Dalam program ini para pekerja anak bakal ditarik dari tempat mereka bekerja dan ditempatkan sementara di rumah singgah (shelter) untuk mendapatkan pendampingan khusus dan masa pembinaan, sebelum akhirnya bersekolah kembali.
Solusi Bagi Pekerja Anak
Pada tahun 2015 ditargetkan penarikan sebanyak 16.000 pekerja anak untuk kembali belajar di sekolah. Selama ini Kementerian Ketenagakerjaan telah melakukan penarikan pekerja anak melalui program PPA-PKH dari tahun 2008 sampai dengan 2014 sebanyak 48.055 orang anak.
Jika program pemerintah lancar berarti dibutuhkan 10 tahun lebih untuk mengentaskan pekerja anak.
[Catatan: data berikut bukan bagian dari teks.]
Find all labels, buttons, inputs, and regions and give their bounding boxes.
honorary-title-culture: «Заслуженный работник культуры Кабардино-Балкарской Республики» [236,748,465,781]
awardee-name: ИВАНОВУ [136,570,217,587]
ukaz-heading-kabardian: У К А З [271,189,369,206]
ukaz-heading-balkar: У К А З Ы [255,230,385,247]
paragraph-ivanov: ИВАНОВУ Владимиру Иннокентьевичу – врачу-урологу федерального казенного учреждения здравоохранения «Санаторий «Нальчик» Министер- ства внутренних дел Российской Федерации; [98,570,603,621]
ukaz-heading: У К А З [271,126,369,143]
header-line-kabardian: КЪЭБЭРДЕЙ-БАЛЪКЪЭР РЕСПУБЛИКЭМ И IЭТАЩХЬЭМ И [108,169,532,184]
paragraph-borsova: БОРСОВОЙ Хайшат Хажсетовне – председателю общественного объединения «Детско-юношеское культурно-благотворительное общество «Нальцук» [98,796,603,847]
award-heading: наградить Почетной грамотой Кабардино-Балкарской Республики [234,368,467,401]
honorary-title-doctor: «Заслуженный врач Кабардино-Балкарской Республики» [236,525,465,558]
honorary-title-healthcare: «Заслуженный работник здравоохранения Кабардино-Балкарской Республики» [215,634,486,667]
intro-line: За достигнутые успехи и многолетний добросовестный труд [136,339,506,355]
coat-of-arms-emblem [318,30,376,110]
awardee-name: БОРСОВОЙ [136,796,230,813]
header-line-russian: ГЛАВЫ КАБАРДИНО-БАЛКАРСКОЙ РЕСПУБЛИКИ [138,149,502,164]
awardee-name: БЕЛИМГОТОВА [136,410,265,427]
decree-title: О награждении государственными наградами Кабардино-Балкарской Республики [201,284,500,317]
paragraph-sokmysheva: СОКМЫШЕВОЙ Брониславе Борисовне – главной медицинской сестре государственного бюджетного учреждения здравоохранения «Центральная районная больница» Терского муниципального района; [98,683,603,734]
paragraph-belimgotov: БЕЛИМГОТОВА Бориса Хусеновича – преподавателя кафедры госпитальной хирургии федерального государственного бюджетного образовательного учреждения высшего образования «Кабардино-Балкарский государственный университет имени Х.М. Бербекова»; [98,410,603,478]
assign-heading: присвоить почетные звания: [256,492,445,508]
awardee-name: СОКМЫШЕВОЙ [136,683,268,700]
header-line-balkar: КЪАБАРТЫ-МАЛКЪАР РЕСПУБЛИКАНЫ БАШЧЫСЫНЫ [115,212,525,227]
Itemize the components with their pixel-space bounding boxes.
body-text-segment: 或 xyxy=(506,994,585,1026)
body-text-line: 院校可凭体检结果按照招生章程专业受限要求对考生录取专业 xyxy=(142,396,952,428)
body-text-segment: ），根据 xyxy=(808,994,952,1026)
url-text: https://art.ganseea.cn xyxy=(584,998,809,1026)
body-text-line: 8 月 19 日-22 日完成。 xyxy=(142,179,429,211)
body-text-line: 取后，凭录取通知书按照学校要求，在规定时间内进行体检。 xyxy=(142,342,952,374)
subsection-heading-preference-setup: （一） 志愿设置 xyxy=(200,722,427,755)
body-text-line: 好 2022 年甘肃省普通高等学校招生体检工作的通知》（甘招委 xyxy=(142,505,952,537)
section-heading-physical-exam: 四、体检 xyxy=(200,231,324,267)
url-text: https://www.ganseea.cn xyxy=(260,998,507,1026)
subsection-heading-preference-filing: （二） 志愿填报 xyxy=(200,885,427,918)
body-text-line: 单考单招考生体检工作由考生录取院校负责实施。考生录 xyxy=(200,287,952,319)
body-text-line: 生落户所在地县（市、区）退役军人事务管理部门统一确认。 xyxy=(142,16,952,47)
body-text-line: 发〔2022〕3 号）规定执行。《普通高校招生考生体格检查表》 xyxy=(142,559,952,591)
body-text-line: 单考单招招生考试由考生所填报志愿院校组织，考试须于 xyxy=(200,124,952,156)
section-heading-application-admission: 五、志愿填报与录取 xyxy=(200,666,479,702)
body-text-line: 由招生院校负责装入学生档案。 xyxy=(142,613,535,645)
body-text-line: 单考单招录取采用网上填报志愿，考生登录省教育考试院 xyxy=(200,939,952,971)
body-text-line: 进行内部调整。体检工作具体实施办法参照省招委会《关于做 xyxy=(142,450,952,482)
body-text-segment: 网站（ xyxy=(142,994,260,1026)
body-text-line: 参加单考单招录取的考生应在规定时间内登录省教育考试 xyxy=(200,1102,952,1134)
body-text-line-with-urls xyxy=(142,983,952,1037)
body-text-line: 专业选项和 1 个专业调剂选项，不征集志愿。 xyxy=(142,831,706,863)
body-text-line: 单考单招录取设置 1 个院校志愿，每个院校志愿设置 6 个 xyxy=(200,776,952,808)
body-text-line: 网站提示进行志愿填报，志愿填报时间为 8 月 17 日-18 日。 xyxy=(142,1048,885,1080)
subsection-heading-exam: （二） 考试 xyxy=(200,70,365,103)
Tentunya ini langkah yang berat. Di sini bukan pemerintah saja yang harus aktif untuk menekan angka pekerja anak.
Pemerintah sangat membutuhkan bantuan pihak lain semisal, Lembaga Swadaya Masyarakat (LSM) dalam mengatasi pekerja anak. Pemerintah akan sulit menjalankan berbagai program upaya menekan angka pekerja anak tanpa bantuan LSM. Bantuan pihak ketiga itu diperlukan untuk meyakinkan orang tua agar membujuk anak untuk berhenti bekerja dan kembali ke pendidikan.
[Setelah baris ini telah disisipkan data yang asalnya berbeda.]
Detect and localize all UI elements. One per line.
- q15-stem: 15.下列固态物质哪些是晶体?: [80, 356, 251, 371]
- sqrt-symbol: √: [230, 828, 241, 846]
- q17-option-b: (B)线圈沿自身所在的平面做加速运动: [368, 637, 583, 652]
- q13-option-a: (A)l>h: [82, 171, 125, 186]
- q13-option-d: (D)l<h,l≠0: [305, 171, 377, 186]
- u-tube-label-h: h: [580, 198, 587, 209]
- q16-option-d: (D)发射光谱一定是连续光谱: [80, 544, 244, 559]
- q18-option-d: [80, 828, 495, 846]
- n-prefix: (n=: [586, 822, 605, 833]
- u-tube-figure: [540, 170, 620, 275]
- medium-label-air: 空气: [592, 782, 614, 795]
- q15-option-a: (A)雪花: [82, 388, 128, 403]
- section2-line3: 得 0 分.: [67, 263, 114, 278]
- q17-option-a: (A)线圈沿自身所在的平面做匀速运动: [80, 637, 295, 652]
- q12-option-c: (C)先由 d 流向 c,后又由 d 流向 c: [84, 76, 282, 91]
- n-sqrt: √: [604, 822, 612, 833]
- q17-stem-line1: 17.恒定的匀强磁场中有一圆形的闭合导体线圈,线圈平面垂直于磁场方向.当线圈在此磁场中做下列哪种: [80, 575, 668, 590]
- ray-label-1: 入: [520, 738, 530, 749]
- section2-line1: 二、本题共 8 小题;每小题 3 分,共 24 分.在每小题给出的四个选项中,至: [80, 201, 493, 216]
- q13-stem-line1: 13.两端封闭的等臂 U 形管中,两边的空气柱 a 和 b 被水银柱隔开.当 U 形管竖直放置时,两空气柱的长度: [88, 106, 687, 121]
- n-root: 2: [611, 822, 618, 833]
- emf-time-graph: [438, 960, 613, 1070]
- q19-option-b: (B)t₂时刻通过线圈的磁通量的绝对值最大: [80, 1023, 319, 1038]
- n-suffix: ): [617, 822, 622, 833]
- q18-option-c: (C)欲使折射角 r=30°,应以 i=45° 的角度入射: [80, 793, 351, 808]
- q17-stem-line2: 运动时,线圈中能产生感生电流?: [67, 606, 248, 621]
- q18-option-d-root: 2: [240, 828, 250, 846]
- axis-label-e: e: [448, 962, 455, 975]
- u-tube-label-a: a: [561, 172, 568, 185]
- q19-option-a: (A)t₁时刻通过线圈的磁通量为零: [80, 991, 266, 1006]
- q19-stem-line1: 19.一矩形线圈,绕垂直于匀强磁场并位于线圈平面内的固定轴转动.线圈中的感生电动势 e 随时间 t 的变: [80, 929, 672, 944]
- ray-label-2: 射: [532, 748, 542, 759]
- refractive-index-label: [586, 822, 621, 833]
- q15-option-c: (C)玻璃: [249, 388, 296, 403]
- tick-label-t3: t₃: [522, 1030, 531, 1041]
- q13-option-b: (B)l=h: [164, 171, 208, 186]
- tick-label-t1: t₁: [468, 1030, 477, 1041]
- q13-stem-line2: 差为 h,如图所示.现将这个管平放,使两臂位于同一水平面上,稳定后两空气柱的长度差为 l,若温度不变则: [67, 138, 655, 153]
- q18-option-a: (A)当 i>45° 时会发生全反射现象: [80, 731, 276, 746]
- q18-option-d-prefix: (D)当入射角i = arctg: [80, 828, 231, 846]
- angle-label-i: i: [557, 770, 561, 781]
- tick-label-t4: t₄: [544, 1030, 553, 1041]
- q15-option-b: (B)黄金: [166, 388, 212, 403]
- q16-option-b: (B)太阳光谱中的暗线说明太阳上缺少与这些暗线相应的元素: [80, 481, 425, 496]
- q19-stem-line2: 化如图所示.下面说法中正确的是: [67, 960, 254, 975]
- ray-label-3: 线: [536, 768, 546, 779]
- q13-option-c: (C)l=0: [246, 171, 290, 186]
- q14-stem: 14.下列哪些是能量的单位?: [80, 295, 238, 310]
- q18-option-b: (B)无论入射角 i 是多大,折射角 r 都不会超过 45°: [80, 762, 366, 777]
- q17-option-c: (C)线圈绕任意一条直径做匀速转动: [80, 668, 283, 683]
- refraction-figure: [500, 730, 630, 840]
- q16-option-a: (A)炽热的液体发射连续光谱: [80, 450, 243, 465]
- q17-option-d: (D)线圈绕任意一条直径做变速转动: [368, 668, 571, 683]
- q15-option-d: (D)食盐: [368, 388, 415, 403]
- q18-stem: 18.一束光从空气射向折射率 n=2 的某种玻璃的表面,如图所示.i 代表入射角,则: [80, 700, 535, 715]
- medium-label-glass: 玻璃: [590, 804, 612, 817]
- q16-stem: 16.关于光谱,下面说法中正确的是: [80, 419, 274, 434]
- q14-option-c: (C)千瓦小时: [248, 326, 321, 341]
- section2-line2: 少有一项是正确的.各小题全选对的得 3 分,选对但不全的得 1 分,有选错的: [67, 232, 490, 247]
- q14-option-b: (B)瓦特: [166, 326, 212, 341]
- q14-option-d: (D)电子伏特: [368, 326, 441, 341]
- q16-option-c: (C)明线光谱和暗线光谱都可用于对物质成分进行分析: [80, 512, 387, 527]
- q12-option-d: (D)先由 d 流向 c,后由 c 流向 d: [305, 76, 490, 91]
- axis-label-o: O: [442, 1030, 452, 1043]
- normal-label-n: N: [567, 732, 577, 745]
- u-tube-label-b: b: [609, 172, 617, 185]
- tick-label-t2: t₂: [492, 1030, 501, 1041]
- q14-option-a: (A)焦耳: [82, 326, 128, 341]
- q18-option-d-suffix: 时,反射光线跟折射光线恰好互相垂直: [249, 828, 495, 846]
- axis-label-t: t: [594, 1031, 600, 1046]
Yang tak kalah penting peningkatan kualitas pendidikan sejak usia anak-anak menjadi salah satu solusi untuk mengatasi masalah itu. Pendidikan dasar sembilan tahun harus merata, dan kalau perlu ditingkatkan menjadi 12 tahun bagi seluruh anak di Indonesia. Jika itu bisa diwujudkan itu menjadi langkah penting dalam menghapuskan pekerja anak.
Peran serta keluarga juga diperlukan untuk mengatasi permasalahan ini. Karena dari sinilah munculnya pekerja-pekerja anak. Tak luput juga program pengentasan kemiskinan juga harus terus digenjot untuk menekan angka kemiskinan yang menjadi salah satu pemicu kasus pekerja anak.